Example: The law of Brazil requires “permanent trainings” of law enforcement and judiciary officials not only on gender issues, but also on race and ethnicity issues. (Article 8)
  • Legislation should name a state body as responsible for implementing the domestic and/or dowry-related violence law and a separate state body as responsible for monitoring the law. For specific recommendations, see UN Handbook 3.3; and the sections on Implementation of Legislation on Violence against Women and Girls and Monitoring of Legislation on Violence against Women and Girls in this Module.

Examples:

The law of Spain provides for a State Observatory on Violence against Women to provide advice and analysis of gender violence matters, prepare reports and proposals for action, and supervise collaboration of the institutes involved. Article 30
The law of Guyana names the Ministry of Labour, Human Services and Social Security responsible for public awareness and educational programs and for conducting studies and publishing reports on domestic violence in Guyana. Part IV 44.
The laws of Pakistan and India name a protection officer to carry out many of these duties. Article 19 of Pakistan’s draft Domestic Violence (Prevention and Protection) Act, 2009 states that the Protection Officer is:

(a) to make a domestic incident report to the Protection Committee, in such form and in such manner as may be prescribed, upon receipt of a complaint of domestic violence and forward copies thereof to the Protection Committee within the local limits of whose jurisdiction domestic violence is alleged to have been committed and to the service providers in the that area;

(b) to make an application in such form and in such manner as may be prescribed to the court, if the aggrieved person so desires, claiming relief for issuance of a protection order;

(c) to ensure that the aggrieved person is provided legal aid;

(d) to maintain a list of all service providers providing legal aid or counseling, shelter homes and medical facilities in a local area within the jurisdiction of the court;

(e) to make available a safe place of residence, if the aggrieved person so requires and forward a copy of his report of having lodged the aggrieved person a shelter home to the Protection Committee;

(f) to get the aggrieved person medically examined, if she has sustained bodily injuries and forward a copy of the medical report to the Protection Committee having jurisdiction in the area where the domestic violence is alleged to have been taken place;

(g) to ensure that the order for monetary relief under section 10 is complied with and executed in accordance with the procedure prescribed; and

(h) to perform such other duties as may be prescribed.

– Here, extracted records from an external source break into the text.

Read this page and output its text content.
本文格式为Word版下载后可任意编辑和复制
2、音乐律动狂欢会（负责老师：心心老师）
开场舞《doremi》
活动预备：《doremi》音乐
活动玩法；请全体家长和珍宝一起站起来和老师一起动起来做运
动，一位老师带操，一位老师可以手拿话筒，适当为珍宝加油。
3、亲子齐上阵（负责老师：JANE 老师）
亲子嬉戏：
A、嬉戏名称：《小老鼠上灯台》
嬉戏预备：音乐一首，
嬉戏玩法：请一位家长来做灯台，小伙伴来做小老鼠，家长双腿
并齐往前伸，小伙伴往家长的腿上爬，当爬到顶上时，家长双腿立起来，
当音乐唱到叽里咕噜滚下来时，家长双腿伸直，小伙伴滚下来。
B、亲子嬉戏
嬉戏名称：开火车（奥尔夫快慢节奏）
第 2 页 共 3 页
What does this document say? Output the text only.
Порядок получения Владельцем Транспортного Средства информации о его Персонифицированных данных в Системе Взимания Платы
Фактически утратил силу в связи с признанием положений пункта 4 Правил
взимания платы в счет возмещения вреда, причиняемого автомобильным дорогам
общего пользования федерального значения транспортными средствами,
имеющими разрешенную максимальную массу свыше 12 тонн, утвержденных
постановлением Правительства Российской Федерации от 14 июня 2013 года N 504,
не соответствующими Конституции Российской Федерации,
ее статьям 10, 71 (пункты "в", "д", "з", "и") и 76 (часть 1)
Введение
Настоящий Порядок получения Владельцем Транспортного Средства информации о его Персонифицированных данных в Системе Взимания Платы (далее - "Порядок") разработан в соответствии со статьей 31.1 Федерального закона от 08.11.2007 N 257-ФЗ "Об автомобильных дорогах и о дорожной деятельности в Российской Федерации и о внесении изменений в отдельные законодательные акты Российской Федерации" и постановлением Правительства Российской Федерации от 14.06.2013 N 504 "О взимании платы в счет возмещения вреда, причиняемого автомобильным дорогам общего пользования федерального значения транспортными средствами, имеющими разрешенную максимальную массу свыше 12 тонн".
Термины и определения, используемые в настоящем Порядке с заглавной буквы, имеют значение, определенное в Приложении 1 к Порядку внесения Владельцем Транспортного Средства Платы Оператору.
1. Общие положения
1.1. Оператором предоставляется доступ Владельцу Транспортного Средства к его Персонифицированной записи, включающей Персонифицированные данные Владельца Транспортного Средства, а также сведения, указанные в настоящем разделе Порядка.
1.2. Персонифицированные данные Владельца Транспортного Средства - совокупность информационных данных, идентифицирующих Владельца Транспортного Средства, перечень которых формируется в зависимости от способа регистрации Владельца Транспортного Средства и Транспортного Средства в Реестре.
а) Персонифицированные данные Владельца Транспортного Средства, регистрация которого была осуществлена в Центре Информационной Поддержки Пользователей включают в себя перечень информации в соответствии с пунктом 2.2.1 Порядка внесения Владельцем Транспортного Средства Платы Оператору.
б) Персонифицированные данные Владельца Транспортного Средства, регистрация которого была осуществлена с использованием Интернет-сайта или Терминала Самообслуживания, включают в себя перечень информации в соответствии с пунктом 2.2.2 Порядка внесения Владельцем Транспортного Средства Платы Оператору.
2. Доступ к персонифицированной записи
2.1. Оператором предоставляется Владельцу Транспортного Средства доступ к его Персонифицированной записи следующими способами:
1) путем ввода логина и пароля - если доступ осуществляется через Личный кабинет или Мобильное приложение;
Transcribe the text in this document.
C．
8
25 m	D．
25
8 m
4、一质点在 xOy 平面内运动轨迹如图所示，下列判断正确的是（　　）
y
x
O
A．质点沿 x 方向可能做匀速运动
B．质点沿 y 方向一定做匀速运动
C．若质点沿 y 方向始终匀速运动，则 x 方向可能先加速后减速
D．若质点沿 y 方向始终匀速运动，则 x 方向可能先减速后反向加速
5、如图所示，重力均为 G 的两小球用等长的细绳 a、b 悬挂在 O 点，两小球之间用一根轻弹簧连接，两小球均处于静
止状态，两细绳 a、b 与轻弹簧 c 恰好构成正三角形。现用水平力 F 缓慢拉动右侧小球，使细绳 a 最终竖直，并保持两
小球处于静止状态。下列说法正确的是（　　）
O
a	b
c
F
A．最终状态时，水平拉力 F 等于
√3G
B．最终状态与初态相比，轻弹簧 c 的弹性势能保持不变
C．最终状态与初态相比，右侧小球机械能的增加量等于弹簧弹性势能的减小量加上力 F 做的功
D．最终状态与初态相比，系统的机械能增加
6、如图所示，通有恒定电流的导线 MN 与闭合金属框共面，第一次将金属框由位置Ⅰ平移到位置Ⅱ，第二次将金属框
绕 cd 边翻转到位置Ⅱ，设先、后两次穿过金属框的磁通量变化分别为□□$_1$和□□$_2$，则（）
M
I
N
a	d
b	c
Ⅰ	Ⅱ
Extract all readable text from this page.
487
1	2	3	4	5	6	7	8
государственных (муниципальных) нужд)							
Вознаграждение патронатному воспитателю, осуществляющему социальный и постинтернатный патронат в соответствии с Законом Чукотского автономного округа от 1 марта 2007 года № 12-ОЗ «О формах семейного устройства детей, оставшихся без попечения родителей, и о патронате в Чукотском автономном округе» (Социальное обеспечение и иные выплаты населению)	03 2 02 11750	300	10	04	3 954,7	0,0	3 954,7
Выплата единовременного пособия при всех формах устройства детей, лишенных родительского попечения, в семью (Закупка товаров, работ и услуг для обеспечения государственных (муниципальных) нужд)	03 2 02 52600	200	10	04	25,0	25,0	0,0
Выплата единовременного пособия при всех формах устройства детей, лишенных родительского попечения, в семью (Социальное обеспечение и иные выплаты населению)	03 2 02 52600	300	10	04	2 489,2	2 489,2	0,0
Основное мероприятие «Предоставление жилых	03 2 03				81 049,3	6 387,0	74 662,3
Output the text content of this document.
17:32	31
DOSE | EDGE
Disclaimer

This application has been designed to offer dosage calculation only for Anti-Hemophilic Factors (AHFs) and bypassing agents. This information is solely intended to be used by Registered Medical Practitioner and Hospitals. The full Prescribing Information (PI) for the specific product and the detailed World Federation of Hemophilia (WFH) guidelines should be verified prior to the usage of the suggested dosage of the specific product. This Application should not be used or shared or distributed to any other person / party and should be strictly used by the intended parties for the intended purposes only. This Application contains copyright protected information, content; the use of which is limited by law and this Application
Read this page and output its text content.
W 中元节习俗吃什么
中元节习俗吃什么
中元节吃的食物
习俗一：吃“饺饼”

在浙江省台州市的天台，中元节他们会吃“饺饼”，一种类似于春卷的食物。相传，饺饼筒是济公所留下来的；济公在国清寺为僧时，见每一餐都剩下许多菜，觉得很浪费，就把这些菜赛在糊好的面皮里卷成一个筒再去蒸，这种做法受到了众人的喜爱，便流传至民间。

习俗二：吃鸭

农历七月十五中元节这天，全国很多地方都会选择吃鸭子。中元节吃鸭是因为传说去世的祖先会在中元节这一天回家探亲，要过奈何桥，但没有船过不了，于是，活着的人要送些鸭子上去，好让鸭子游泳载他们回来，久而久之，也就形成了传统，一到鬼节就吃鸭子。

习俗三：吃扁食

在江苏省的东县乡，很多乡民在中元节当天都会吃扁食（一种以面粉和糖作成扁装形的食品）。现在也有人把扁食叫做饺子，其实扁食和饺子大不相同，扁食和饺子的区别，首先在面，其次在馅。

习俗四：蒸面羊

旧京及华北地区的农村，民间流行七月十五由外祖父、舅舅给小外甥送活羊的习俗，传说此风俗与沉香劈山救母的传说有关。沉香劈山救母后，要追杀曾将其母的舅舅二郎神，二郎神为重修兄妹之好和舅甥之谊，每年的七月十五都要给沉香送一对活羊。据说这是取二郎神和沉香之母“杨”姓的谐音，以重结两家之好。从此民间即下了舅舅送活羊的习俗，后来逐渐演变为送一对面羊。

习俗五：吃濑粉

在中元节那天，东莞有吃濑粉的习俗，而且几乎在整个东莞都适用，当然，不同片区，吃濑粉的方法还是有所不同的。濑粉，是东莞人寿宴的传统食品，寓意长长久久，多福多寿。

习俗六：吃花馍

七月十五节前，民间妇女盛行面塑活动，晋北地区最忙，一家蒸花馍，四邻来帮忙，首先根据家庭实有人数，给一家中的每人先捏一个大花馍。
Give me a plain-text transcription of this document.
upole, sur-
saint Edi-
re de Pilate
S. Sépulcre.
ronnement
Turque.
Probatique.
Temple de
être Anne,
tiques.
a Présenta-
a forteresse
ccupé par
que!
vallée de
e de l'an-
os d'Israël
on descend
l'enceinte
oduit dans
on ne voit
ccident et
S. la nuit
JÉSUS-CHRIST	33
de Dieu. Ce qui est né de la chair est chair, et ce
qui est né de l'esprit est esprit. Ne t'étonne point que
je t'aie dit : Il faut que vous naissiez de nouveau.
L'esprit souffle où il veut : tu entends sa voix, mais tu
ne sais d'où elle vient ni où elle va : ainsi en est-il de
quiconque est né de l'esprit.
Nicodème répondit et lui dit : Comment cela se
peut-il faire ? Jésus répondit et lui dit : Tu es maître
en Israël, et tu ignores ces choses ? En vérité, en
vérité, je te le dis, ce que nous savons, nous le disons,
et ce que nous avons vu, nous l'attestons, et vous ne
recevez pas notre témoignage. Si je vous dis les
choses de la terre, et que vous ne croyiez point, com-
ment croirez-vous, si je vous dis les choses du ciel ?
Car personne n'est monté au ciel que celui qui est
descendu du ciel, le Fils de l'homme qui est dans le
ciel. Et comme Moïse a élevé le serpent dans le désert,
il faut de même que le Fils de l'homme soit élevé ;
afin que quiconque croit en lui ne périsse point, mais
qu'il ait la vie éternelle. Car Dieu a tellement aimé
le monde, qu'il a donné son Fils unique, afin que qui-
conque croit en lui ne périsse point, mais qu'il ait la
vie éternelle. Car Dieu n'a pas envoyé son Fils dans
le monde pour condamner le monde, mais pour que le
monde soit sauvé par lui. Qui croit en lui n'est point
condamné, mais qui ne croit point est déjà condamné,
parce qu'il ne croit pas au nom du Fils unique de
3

Example: Section 10 of the National Commission for Women Act, 1990 ( Act No. 20 of 1990 of Govt.of India) establishes clear functions for the commission, including: reviewing legal protections for women and making recommendations for their effective implementation and amendments; receive and investigate complaints related to women’s rights; initiate studies on discrimination against women and undertake research; fund impact litigation relating to women, and; issue reports to the government on laws and any matters related to women. The law also establishes a Complaints and Counseling Cell under the National Commission on Women to receive communications about women’s human rights violations, non-implementation of laws, and non-compliance with decisions on various issues, including domestic violence and dowry. Positive aspects of its response protocol includes: expediting and monitoring police investigations, and establishing an Inquiry Committee to investigate, examine witnesses, collect evidence and submit a report with recommendations. Two committees have been established to look into separate incidents of dowry deaths.
  • Legislation should state that the state body or bodies responsible for implementing the law must work in collaboration with NGOs that provide direct service to domestic violence and dowry-related violence victims, police, prosecutors, judges, the health sector, and the education sector, to develop regulations, protocols, guidelines, instructions, directives, and standards, including standardized forms, so that the legislation may be implemented in a comprehensive and timely manner. UN Handbook 3.2.7.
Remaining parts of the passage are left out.